Cada persona tiene una vocación, un carisma que lo ha de poner al servicio de los demás. Pero tenemos también un compromiso común con el objetivo de cambiar el curso de la destrucción, de momento imparable, de nuestro medio. Sin mantener actitudes maximalistas, es urgente mantener actitudes personales y colectivas audaces, que puedan ser ejemplificadoras y educadoras en nuestro entorno más inmediato.

Octavo.
Desde la propuesta pedagógica de hacer una "auditoria doméstica" o "pequeños planes estratégicos", podemos proponernos muchas acciones concretas que favorezcan el cambio personal y social que necesitamos. No lo debemos hacer como una nueva preocupación impositiva, sino como ejercicio de higiene ecológica tal y como ya se hace en otros aspectos de nuestra vida. Cambiar hábitos incluso puede ser divertido.

Noveno.
Debemos implicar a los demás: Los miembros de nuestra familia, los amigos, los compañeros de trabajo, el barrio, el municipio, el sindicato, el partido, la asociación, la comunidad. Debemos tener presente que se trata de un compromiso pequeño y local, pero que tiene su marco y su contexto y sentido con un compromiso más amplio y global. (la estrategia del colibrí)
 
Décimo.
Trabajamos con una propuesta que va contracorriente, a pesar de la retórica sobre sostenibilidad, y que tiene muchos elementos digamos proféticos, de apuesta de futuro, pero que tiene una base real que la hace necesaria y urgente y que tiene como objetivo una mejor cualidad de vida para todos: universalizable. Que hay que construirla con buen humor. Si lo conseguimos será la prueba irrefutable que vamos en la buena dirección de la espiritualidad franciscana, contemplativa y firme.

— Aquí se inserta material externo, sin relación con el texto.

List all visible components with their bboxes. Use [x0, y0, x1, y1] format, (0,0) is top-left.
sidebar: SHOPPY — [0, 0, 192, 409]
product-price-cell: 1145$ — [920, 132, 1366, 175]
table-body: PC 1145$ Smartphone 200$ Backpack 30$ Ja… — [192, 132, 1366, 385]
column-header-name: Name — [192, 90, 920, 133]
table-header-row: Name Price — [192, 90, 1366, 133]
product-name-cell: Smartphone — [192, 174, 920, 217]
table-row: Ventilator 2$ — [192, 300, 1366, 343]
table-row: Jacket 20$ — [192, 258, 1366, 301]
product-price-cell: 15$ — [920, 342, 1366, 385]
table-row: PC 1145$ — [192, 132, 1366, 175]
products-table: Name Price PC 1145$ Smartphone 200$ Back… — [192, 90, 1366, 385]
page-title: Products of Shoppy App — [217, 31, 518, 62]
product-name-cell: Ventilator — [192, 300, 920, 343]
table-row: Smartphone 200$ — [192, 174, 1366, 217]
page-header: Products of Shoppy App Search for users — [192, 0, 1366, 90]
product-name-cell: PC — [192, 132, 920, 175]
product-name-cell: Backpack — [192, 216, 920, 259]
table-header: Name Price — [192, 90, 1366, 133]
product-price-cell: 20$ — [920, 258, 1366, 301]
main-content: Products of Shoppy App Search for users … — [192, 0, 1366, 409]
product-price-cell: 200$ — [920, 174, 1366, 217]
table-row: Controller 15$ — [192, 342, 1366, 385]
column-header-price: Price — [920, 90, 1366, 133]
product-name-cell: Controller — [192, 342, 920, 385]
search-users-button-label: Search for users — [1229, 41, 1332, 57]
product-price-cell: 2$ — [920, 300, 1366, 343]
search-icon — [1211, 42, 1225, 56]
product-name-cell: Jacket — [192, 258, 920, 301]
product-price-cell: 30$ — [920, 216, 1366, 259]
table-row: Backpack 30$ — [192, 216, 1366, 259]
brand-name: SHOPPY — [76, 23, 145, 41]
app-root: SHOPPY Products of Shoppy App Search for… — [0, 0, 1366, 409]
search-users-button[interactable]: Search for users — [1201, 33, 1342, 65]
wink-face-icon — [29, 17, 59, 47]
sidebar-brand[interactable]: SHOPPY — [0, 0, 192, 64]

"Pero, mientras tanto, reto ineludible para dar una solución al problema ecológico es revisar, individual y colectivamente, con seriedad, nuestros estilos de vida (Juan pablo II "paz con Dios creador, paz con toda la creación" 1990, n.13), pues el hedonismo y el consumismo nos hacen indiferentes a los daños que causan. Para ello, a mi juicio, el camino pasa por abrirnos a un cambio de actitud en el consumo, un cambio de espiritualidad, una conversión a la integración y un cambio de paradigma." (Marta Zubía, Consumir para vivir, no vivir para consumir, p. 46)

Un altre consum just i responsable es possible
(salipebresoliodança)
 
Un altre consum és possible
ha de ser possible
perquè l'actual nivell de consum dels països rics
és un consum totalment fora mesura,
un consum insostenible i injust.
 
Els països rics del Nord ho justifiquem
amb l'anomenada societat del benestar i el progrés
Els països emergents asiàtics ho justifiquen
pel desenvolupament de les seves comunitats
Els països del tercer món s'ho miren alhora amb enveja i frustració...
 
Benestar, moltes vegades irresponsable, per uns
Fam violència i malaltia, molt sovint, per als altres...
Caldrien els recursos de tres planetes
per tenir un consum igual al nostre pels 6.400 milions de persones.
Amb una justa distribució amb un n'hi hauria prou per a tots.

El Consum dibuixa perfectament les veritables fronteres del planeta
i aclareix en quin continent viu cadascú i en quin "món".
 
Realment consumim el que necessitem?
Consumim d'una manera sostenible?
Consumim d'una manera solidària?
Consumim sabent què consumim?
Consumim conscients de la vida del productor?
Consumim per consumir?
 
Ens cal una altra cultura del consum, més conscient i responsable.
Una cultura que no malbarati els recursos del planeta.
Una cultura respectuosa amb els altres i amb el medi ambient.